The Business Plan: A Must for Medical Practices

August 13, 2015
Rachel V. Rose, JD, MBA
Rachel V. Rose, JD, MBA

Rachel V. Rose, JD, MBA, advises clients on compliance and transactions in healthcare, cybersecurity, corporate and securities law, while representing plaintiffs in False Claims Act and Dodd-Frank whistleblower cases. She also teaches bioethics at Baylor College of Medicine in Houston. Rachel can be reached through her website, www.rvrose.com.

An acquisition that comes from a failed business plan is a signal to physicians that you have to continually reevaluate the practice

Recently, I came across an article in The State titled, Trends, finances drove Providence Hospital sale. While I was not surprised that a major health system, LifePoint Health of Brentwood, Tenn. made an offer for Providence Hospital in South Carolina, my interest was piqued because of the reason cited for the acquisition -“its failed 1990s business plan.” 

As I read more, I became grateful that I studied this scenario when getting my MBA at Vanderbilt, which included two minors -one in healthcare and one in entrepreneurship. The scenario at Providence Hospital was textbook. “Providence gambled then - and lost - that heart surgeries would keep pumping money into the Catholic hospital.”

Having a business plan is always a good start. The failure to update it, however, can lead to complacency. As the macro healthcare environment changes, the business plan must be updated to both reflect the current shifts and anticipate future shifts in the internal and external environment.

In essence, the business plan needs to be dynamic and reflect the elements of a strategic plan. “A strategic plan is primarily used for implementing and managing the strategic direction of an existing organization.

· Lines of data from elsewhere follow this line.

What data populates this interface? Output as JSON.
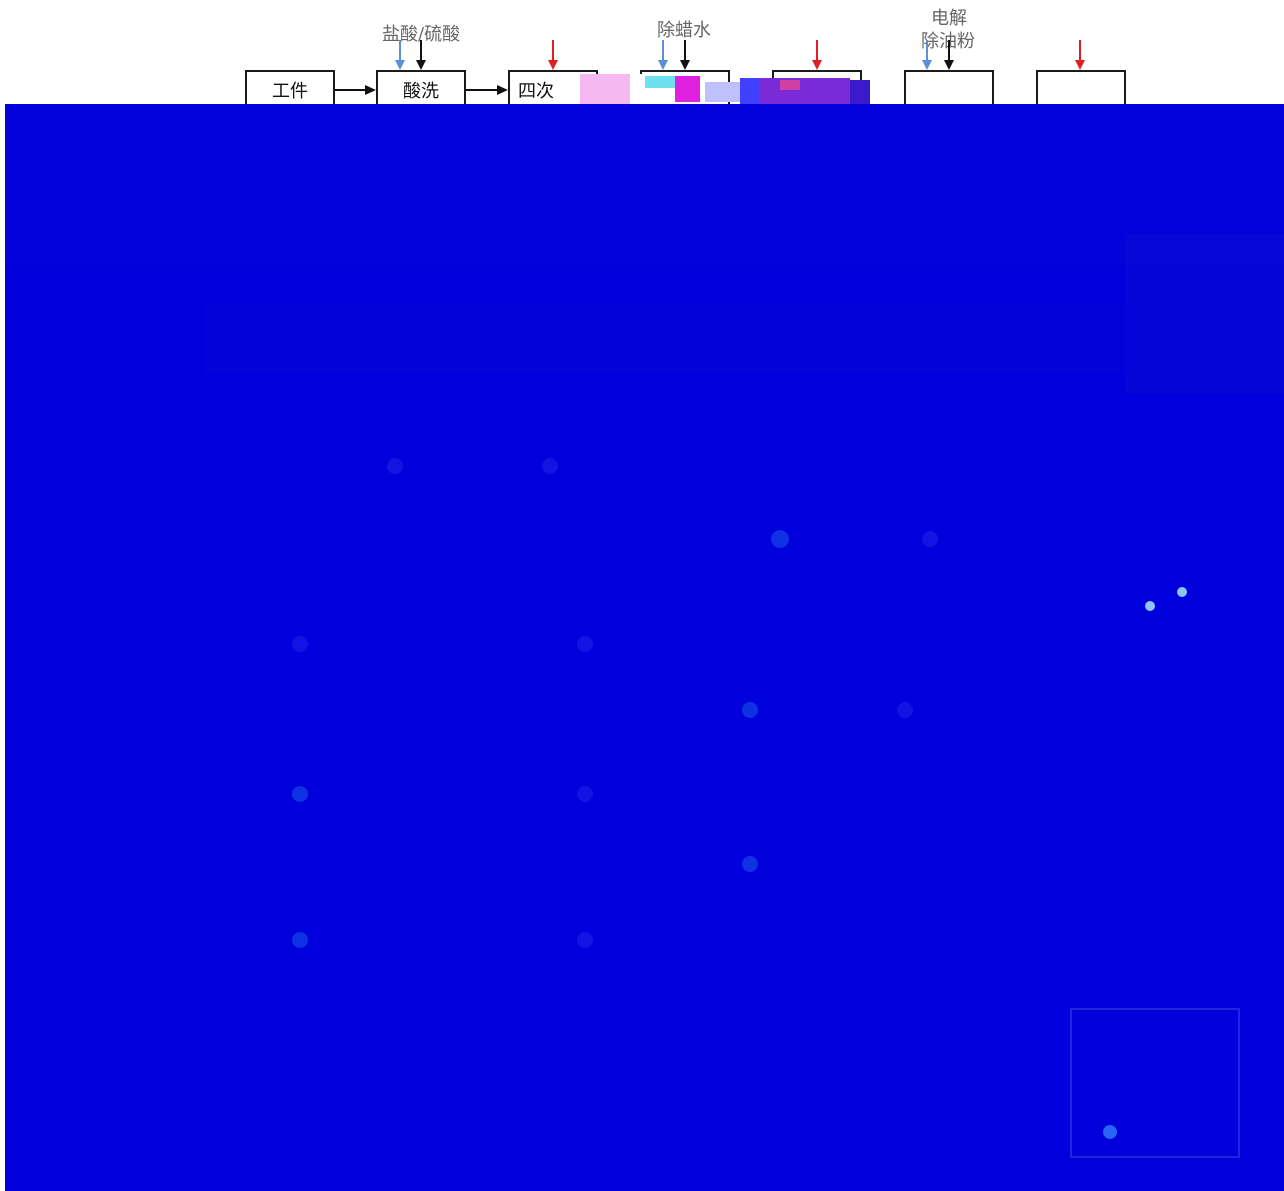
{
  "diagram": {
    "inputs": {
      "acid": "盐酸/硫酸",
      "wax_remover": "除蜡水",
      "electrolytic_1": "电解",
      "electrolytic_2": "除油粉"
    },
    "steps": [
      {
        "label": "工件"
      },
      {
        "label": "酸洗"
      },
      {
        "label": "四次"
      },
      {
        "label": ""
      },
      {
        "label": ""
      },
      {
        "label": ""
      },
      {
        "label": ""
      }
    ],
    "colors": {
      "overlay": "#0000dd",
      "box_border": "#1a1a1a",
      "arrow_blue": "#5b8fd8",
      "arrow_black": "#111111",
      "arrow_red": "#e02020",
      "label_gray": "#666666"
    },
    "occluded": true
  }
}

A business plan is used to initially start a business, obtain funding, or direct operations.  The two plans cover different timeframes as well. According to one resource, a strategic plan generally covers a period between three years to more than five years, whereas a business plan is normally no more than one year. Hence, a strategic plan is a long-term roadmap and a business plan is utilized to execute the strategic plan on an annual basis.

How can physicians benefit from a business plan and what should it include?

• Business plans force organizations to deal with changes in the overall environment. Its purpose is to mitigate the complacency, which Providence Hospital suffered from.

• It is crucial for financial planning and regulatory compliance. This can help physicians consider the changes in reimbursement, including ICD-10, as well as the expenses and potential liabilities associated with these changes.

• The key components of a business plan include: mission statement, description of products and services, market analysis, management team description, marketing, regulatory compliance and changes in the law, SWOT analysis, financial models, and a conclusion.

A business is plan is just a crucial to physicians as it is to hospitals. Failure to address various issues annually may lead you to the same fate as Providence Hospital, where options are limited. Being proactive and making an annual commitment to reevaluate the practice and the business plan can lead to a more fulfilling practice both financially and clinically.